Olivetti – Esposizione amianto
Nel mese di settembre 2014 la Procura della Repubblica di Ivrea ha chiuso le indagini relative alla presunta esposizione ad amianto di 15 ex lavoratori delle società “Ing. C. Olivetti S.p.A.” (oggi Telecom Italia S.p.A.), “Olivetti Controllo Numerico S.p.A”, “Olivetti Peripheral Equipment S.p.A.”, “Sixtel S.p.A.” e “Olteco S.p.A” e ha notificato l’avviso di conclusione delle indagini a 39 indagati (fra cui ex Amministratori delle società indicate).
In data 19 dicembre 2014 la Procura della Repubblica di Ivrea ha formulato richiesta di rinvio a giudizio nei confronti di 33 dei 39 indagati originari, chiedendo contestualmente l’archiviazione per 6 posizioni.
L’udienza preliminare prenderà avvio nell’aprile 2015.
La società attualmente non riveste alcun ruolo nel procedimento penale.
Telecom Argentina
Il 3 giugno 2013 quattro organizzazioni sindacali hanno citato in giudizio Telecom Argentina per ottenere l’emissione di bond di partecipazione agli utili riservati ai dipendenti, come previsto da specifica Legge argentina, contestando la costituzionalità del successivo Decreto n. 395/92 che stabiliva l’esenzione di Telecom Argentina a emettere tali bond.
La società ha depositato le proprie difese in giudizio, contestando alla magistratura del lavoro la richiesta di parte avversa. Il 30 ottobre 2013 il giudice ha rigettato le richieste di Telecom Argentina, rinviando la decisione all’esito dell’udienza di comparizione delle parti. La società ha appellato la decisione e l’appello risulta ancora pendente. Il procedimento è stato peraltro sospeso per la verifica della legittimazione al giudizio degli attori, a fronte della contestazione di Telecom Argentina sul punto.
Il management di Telecom Argentina, sulla base delle valutazioni dei propri legali esterni, ritiene che la domanda di controparte non sia fondata.
Altre passività connesse alle cessioni di asset e partecipazioni
Nell’ambito dei contratti di cessione di asset e società il Gruppo Telecom Italia ha garantito agli acquirenti, a fronte di passività derivanti principalmente da problematiche in materia legale, fiscale, previdenziale e giuslavoristica, indennizzi normalmente commisurati a una percentuale del prezzo di acquisto.

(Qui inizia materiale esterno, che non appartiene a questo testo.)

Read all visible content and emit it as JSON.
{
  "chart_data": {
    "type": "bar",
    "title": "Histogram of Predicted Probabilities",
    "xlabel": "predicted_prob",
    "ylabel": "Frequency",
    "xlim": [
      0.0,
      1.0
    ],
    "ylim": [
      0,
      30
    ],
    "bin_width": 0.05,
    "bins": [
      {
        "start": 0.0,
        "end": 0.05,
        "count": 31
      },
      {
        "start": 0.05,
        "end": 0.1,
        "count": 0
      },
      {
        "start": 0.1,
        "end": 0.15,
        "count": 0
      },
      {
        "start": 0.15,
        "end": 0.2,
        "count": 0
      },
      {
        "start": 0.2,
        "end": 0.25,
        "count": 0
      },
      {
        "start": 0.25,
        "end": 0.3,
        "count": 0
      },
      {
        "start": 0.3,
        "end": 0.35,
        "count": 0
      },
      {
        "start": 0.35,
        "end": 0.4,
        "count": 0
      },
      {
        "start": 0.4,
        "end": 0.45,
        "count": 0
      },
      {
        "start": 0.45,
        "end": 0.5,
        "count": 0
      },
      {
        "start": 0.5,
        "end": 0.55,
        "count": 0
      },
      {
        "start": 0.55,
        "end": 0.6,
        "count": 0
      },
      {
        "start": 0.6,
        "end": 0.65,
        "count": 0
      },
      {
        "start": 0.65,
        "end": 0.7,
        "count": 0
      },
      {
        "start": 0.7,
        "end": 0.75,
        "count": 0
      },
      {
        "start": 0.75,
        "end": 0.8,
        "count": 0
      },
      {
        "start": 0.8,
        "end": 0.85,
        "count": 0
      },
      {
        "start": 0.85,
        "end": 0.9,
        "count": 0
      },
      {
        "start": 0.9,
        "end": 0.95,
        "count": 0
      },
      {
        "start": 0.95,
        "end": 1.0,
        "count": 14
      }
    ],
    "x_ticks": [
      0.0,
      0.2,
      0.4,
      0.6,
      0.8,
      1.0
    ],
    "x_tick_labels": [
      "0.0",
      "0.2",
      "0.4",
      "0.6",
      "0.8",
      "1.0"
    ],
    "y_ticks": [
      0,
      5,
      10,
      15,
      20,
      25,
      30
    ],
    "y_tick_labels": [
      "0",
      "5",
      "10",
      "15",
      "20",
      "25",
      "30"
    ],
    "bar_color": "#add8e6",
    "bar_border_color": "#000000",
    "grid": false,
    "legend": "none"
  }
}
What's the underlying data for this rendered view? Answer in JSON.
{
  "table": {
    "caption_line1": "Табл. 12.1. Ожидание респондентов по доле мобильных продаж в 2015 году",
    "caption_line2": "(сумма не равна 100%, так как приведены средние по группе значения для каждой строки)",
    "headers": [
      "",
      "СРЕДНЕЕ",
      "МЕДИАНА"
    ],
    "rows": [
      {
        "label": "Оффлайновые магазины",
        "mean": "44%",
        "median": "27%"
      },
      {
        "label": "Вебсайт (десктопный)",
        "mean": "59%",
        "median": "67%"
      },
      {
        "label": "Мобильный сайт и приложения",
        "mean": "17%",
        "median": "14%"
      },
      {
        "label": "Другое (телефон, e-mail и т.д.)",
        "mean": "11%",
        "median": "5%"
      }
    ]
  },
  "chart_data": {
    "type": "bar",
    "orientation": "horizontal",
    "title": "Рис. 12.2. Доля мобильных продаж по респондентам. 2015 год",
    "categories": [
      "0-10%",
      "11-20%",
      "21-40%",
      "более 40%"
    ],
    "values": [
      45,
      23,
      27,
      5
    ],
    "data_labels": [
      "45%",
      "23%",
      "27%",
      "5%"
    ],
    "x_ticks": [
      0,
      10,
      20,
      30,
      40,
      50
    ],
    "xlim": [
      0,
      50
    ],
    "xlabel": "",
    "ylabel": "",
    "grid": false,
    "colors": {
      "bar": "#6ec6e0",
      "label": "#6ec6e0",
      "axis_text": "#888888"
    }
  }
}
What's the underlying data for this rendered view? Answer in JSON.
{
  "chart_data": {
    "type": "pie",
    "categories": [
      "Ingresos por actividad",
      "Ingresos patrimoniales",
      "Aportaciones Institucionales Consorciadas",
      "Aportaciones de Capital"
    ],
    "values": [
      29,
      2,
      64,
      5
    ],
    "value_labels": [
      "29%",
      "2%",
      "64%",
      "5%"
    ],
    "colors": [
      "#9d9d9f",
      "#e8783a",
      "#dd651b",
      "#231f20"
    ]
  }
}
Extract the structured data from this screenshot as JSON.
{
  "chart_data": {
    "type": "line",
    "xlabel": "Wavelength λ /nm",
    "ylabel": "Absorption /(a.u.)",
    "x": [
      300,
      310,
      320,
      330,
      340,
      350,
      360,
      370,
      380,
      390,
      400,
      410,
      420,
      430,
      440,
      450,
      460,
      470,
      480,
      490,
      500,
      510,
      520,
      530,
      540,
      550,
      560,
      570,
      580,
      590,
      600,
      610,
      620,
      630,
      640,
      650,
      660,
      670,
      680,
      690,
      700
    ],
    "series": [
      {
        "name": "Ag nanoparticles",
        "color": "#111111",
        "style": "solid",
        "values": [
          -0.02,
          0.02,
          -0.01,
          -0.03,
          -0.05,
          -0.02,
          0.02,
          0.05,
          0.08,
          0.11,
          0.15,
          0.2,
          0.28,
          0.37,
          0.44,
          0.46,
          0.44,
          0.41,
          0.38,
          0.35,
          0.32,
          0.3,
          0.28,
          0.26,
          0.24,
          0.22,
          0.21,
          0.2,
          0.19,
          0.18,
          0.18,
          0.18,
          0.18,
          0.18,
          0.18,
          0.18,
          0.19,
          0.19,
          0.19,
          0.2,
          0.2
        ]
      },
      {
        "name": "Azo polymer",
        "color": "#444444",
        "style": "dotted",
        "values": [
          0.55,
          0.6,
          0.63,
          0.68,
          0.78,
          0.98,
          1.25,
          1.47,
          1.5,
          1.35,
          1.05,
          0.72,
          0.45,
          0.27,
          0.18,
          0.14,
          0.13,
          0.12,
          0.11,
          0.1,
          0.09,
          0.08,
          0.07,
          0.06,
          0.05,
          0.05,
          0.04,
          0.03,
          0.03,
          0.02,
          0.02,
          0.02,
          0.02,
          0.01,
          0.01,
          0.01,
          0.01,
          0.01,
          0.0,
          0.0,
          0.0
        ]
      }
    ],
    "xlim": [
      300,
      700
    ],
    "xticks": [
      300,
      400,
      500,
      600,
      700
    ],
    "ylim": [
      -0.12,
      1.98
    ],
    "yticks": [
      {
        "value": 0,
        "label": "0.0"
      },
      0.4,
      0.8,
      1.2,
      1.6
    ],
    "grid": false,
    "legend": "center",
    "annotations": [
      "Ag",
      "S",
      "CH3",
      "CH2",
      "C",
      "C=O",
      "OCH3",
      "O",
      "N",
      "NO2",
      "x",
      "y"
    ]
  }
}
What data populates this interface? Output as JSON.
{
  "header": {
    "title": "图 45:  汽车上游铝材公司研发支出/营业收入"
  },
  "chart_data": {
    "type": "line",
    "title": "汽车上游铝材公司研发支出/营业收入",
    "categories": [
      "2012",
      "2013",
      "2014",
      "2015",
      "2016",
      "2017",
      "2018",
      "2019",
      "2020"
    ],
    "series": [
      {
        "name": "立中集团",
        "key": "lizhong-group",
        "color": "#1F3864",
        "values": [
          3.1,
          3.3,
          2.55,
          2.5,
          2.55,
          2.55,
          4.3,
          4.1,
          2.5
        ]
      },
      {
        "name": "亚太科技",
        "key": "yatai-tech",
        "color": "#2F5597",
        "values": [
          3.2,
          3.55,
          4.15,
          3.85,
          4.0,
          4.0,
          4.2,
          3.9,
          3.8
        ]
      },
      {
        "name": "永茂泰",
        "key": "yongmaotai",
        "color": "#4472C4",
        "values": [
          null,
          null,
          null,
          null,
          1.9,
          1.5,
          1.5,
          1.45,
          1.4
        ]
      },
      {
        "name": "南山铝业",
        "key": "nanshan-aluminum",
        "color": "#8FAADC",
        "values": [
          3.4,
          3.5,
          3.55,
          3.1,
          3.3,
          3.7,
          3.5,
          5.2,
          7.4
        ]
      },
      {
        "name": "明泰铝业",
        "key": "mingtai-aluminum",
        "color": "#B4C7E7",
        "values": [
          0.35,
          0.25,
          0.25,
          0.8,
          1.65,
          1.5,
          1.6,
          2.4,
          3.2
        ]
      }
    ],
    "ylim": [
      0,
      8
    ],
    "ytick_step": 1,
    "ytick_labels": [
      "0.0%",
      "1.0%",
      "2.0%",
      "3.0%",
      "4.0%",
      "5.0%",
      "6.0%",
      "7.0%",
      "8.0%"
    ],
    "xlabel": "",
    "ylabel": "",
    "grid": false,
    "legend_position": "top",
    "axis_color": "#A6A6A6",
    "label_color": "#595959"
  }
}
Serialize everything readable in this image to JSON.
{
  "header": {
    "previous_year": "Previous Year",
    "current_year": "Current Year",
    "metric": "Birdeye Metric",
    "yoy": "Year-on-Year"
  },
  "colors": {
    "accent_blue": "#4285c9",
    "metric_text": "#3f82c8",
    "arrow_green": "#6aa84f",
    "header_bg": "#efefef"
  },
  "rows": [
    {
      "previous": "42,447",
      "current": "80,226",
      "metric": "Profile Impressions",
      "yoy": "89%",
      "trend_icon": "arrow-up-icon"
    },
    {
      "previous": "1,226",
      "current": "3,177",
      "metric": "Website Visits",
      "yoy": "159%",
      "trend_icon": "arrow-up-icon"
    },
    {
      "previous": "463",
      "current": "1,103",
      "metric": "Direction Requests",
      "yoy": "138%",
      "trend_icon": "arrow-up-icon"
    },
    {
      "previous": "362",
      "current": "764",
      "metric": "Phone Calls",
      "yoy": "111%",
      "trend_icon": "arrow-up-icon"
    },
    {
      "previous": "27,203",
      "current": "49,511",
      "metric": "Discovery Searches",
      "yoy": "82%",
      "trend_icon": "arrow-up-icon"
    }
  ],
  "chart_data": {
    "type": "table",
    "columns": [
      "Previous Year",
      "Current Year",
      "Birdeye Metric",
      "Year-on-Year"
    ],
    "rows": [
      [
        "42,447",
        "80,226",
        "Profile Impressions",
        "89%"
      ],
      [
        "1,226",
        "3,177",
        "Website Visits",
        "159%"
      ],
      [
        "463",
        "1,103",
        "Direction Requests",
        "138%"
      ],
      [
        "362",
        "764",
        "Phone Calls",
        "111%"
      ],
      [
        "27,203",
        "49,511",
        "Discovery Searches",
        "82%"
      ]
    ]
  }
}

A fronte delle suddette passività potenziali, complessivamente ammontanti a circa 1.000 milioni di euro, per i soli casi in cui si è ritenuto probabile un esborso di risorse, risultano accantonati a fondi rischi 67 milioni di euro.
Si precisa inoltre che il Gruppo Telecom Italia si è impegnato a concedere a fronte della cessione di asset e di partecipazioni ulteriori indennizzi relativi ad alcune specifiche previsioni contrattuali la cui passività potenziale non è attualmente determinabile.